Since 1940, the chain has used a franchise system to expand its operations globally from ten stores in 1941 to one hundred by 1947, 1,446 in 1950, and 2,600 in 1955. The first store in Canada opened in Melville, Saskatchewan, Canada, 1953. In the US, the state with the most Dairy Queen restaurants is Texas. Using the 2010 census, the state with the most Dairy Queen restaurants per person is Minnesota.
In the 1990s, investors bought Dairy Queen stores that were individually owned, intending to increase profitability through economies of scale. Vasari, LLC became the second-largest Dairy Queen operator in the country and operated 70 Dairy Queens across Texas, Oklahoma, and New Mexico. When stores were not profitable, these investment firms closed stores that did not meet their profitability goals. On October 30, 2017, the Vasari LLC filed for bankruptcy and announced it was closing 29 stores, including 10 in the Texas Panhandle.
International Dairy Queen, Inc. (IDQ) is the parent company of Dairy Queen. In the United States, it operates under American Dairy Queen Corp.
At the end of fiscal year 2014, Dairy Queen reported over 6,400 stores in more than 25 countries; about 4,500 of its stores (approximately 70%) were located in the United States.
The red Dairy Queen symbol was introduced in 1958. The company became International Dairy Queen, Inc. (IDQ) in 1962. IDQ is the parent company of American Dairy Queen Corporation (which owns the DQ intellectual property, and is often abbreviated "Am. D.Q. Corp." in the chain's legal disclaimers), Dairy Queen Canada Inc., and other entities that franchise the Dairy Queen concept.
In 1987, IDQ bought the Orange Julius chain.

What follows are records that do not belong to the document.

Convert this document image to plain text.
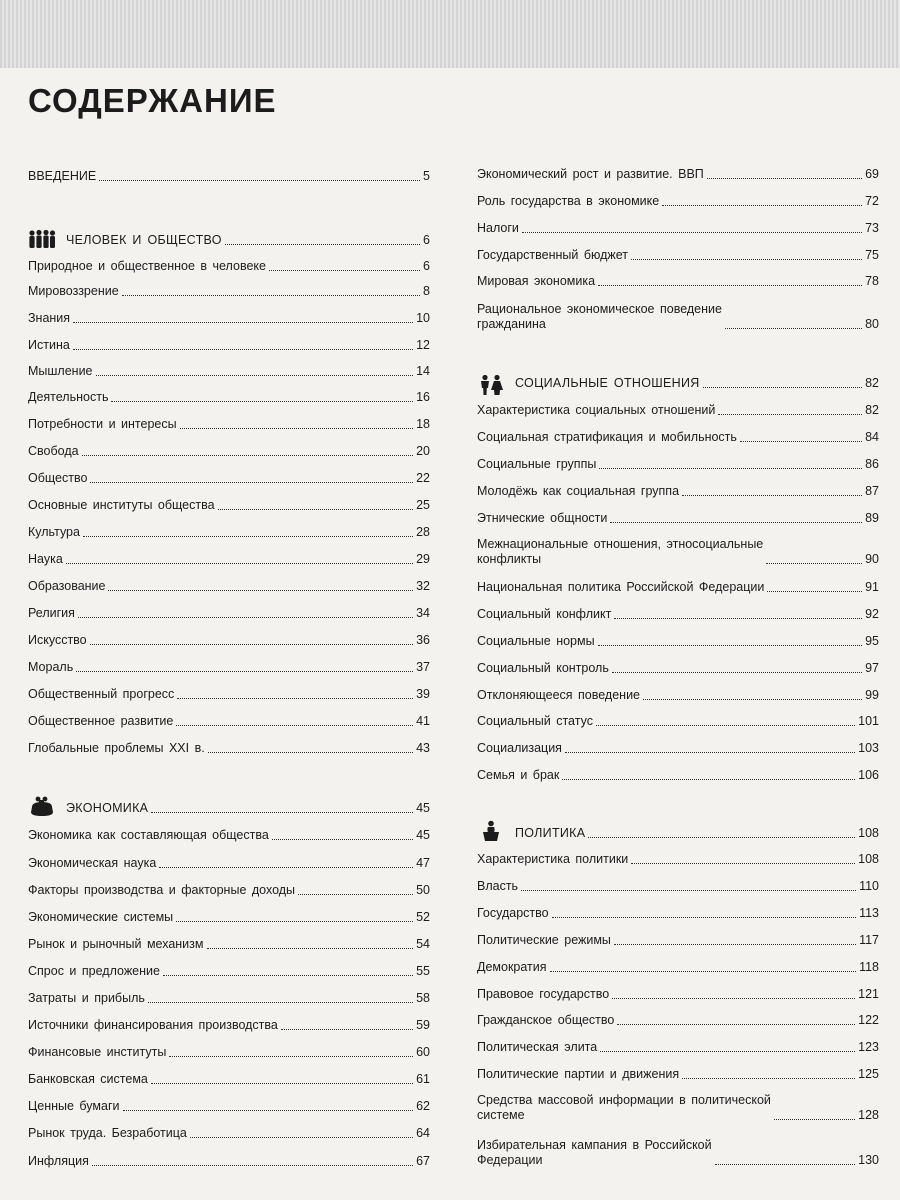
СОДЕРЖАНИЕ
ВВЕДЕНИЕ	5
ЧЕЛОВЕК И ОБЩЕСТВО	6
Природное и общественное в человеке	6
Мировоззрение	8
Знания	10
Истина	12
Мышление	14
Деятельность	16
Потребности и интересы	18
Свобода	20
Общество	22
Основные институты общества	25
Культура	28
Наука	29
Образование	32
Религия	34
Искусство	36
Мораль	37
Общественный прогресс	39
Общественное развитие	41
Глобальные проблемы XXI в.	43
ЭКОНОМИКА	45
Экономика как составляющая общества	45
Экономическая наука	47
Факторы производства и факторные доходы	50
Экономические системы	52
Рынок и рыночный механизм	54
Спрос и предложение	55
Затраты и прибыль	58
Источники финансирования производства	59
Финансовые институты	60
Банковская система	61
Ценные бумаги	62
Рынок труда. Безработица	64
Инфляция	67
Экономический рост и развитие. ВВП	69
Роль государства в экономике	72
Налоги	73
Государственный бюджет	75
Мировая экономика	78
Рациональное экономическое поведение
гражданина	80
СОЦИАЛЬНЫЕ ОТНОШЕНИЯ	82
Характеристика социальных отношений	82
Социальная стратификация и мобильность	84
Социальные группы	86
Молодёжь как социальная группа	87
Этнические общности	89
Межнациональные отношения, этносоциальные
конфликты	90
Национальная политика Российской Федерации	91
Социальный конфликт	92
Социальные нормы	95
Социальный контроль	97
Отклоняющееся поведение	99
Социальный статус	101
Социализация	103
Семья и брак	106
ПОЛИТИКА	108
Характеристика политики	108
Власть	110
Государство	113
Политические режимы	117
Демократия	118
Правовое государство	121
Гражданское общество	122
Политическая элита	123
Политические партии и движения	125
Средства массовой информации в политической
системе	128
Избирательная кампания в Российской
Федерации	130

IDQ was acquired by Berkshire Hathaway in 1998.
Dairy Queens were a fixture of social life in small towns of the Midwestern and Southern United States during the 1950s and 1960s. In that role, they have often come to be referenced as a symbol of life in small-town America, as in Walter Benjamin at the Dairy Queen: Reflections at Sixty and Beyond by Larry McMurtry, Dairy Queen Days by Robert Inman, and Chevrolet Summers, Dairy Queen Nights by Bob Greene.